3. Ainda que se pretenda a análise da matéria para fins de prequestionamento, para o conhecimento dos embargos de declaração, é necessária a demonstração de um dos vícios enumerados na norma processual citada. Nesse sentido: STJ - EDcl no AgInt nos EDcl no AREsp 1929948 SC 2021/0224604-0, Terceira Turma, Relator Ministro MARCO AURÉLIO BELLIZZE, DJe 7.4.2022.
4. A reafirmação da DER pode ocorrer no âmbito administrativo ou judicial.
5. A questão submetida a julgamento pelo colendo Superior Tribunal de Justiça (Tema 995) referiu-se à possibilidade de se considerar o tempo de contribuição posterior ao ajuizamento da ação, reafirmando-se a DER para o momento de implementação dos requisitos à concessão de benefício previdenciário.
6. É garantida ao segurado a possibilidade de reafirmação da DER para o intervalo entre o encerramento do processo administrativo e o ajuizamento de demanda judicial, sem que se exija dele a renovação do requerimento perante o INSS. Precedentes.

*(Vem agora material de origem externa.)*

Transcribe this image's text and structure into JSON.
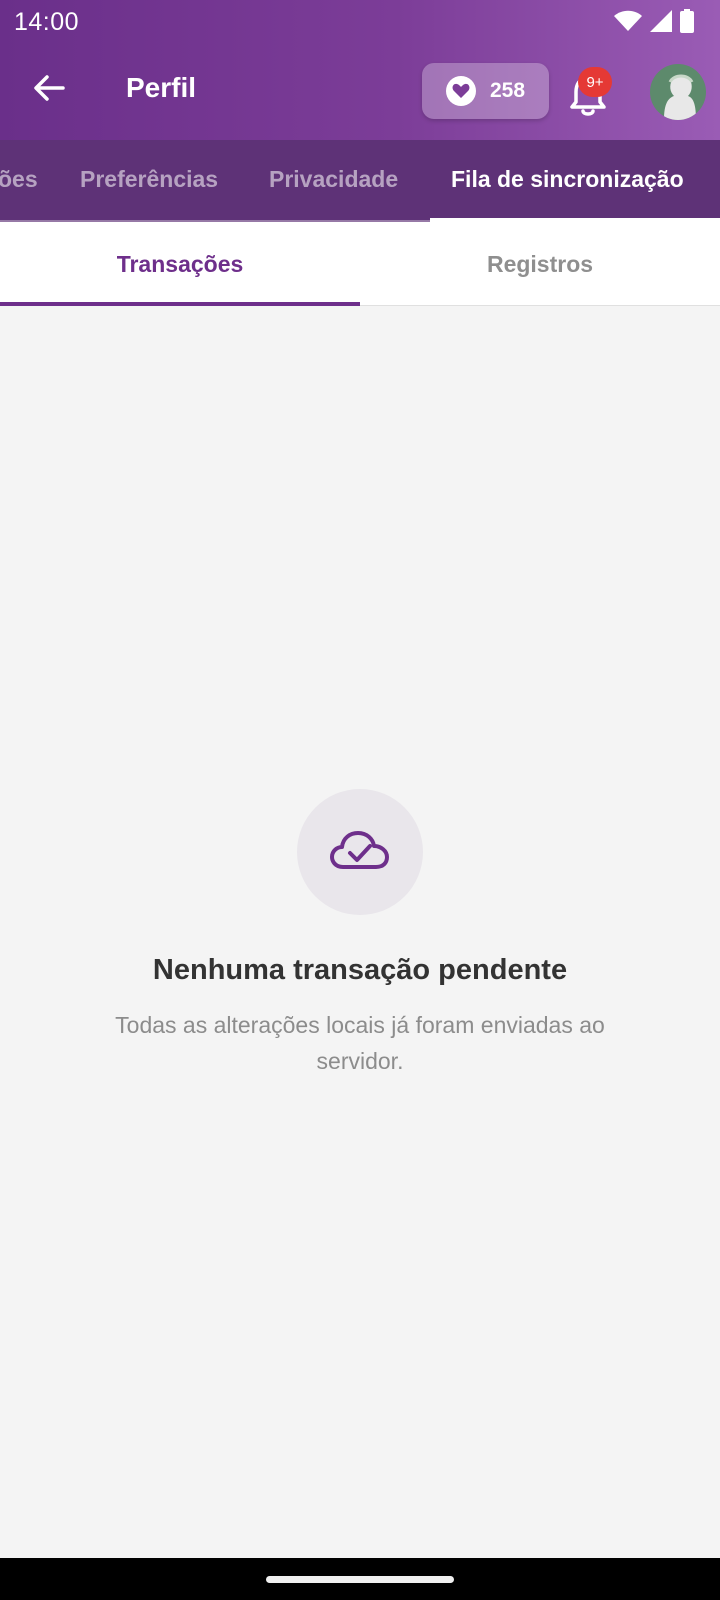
{
  "status_bar": {
    "time": "14:00",
    "icons": [
      "wifi-icon",
      "signal-icon",
      "battery-icon"
    ]
  },
  "app_bar": {
    "title": "Perfil",
    "points": "258",
    "notification_badge": "9+"
  },
  "main_tabs": {
    "items": [
      {
        "label": "ões"
      },
      {
        "label": "Preferências"
      },
      {
        "label": "Privacidade"
      },
      {
        "label": "Fila de sincronização",
        "active": true
      }
    ]
  },
  "sub_tabs": {
    "items": [
      {
        "label": "Transações",
        "active": true
      },
      {
        "label": "Registros"
      }
    ]
  },
  "empty_state": {
    "icon": "cloud-check-icon",
    "title": "Nenhuma transação pendente",
    "subtitle": "Todas as alterações locais já foram enviadas ao servidor."
  },
  "colors": {
    "primary": "#6e2f8b",
    "header_gradient_start": "#6a2f8a",
    "header_gradient_end": "#9a5cb5",
    "tab_bar": "#5e3277",
    "badge": "#e53935"
  }
}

7. Havendo reafirmação da DER, é imperioso destacar algumas hipóteses no tocante ao termo inicial do benefício e à incidência dos juros de mora: a) quando o preenchimento dos requisitos do benefício deu-se antes da data da decisão final administrativa, a reafirmação da DER deve ser estabelecida na data do preenchimento dos requisitos, e a incidência dos juros de mora ocorrerá a partir da citação; b) quando o preenchimento dos requisitos do benefício deu-se após a decisão final administrativa e antes do ajuizamento da ação, a DER reafirmada deve ser fixada na data da citação, e a incidência dos juros de mora também ocorrerá a partir da citação; e c) quando a reafirmação da DER ocorrer no curso da ação (Tema STJ n. 995), o termo inicial do benefício (DIB) e seus efeitos financeiros deverão ser fixados na data do cumprimento dos respectivos requisitos e, nesta hipótese, a eventual incidência de juros de mora do INSS somente ocorrerá a partir do 46º dia após a data da intimação dos gestores das unidades descentralizadas da autarquia para o cumprimento da determinação de implantação do benefício (artigo 41-A, § 5º, da Lei n. 8.213/1991).
8. A legislação processual estabelece a condenação do vencido ao pagamento de honorários advocatícios, notadamente, em razão do princípio da causalidade, segundo o qual cabe àquele que dá causa ao ajuizamento da ação arcar com os ônus da sucumbência. No presente caso, a resistência da autarquia à pretensão da parte autora, manifestada por ocasião da apresentação de contestação, justifica a sua condenação ao pagamento da verba honorária sucumbencial.
9 Embargos de declaração rejeitados.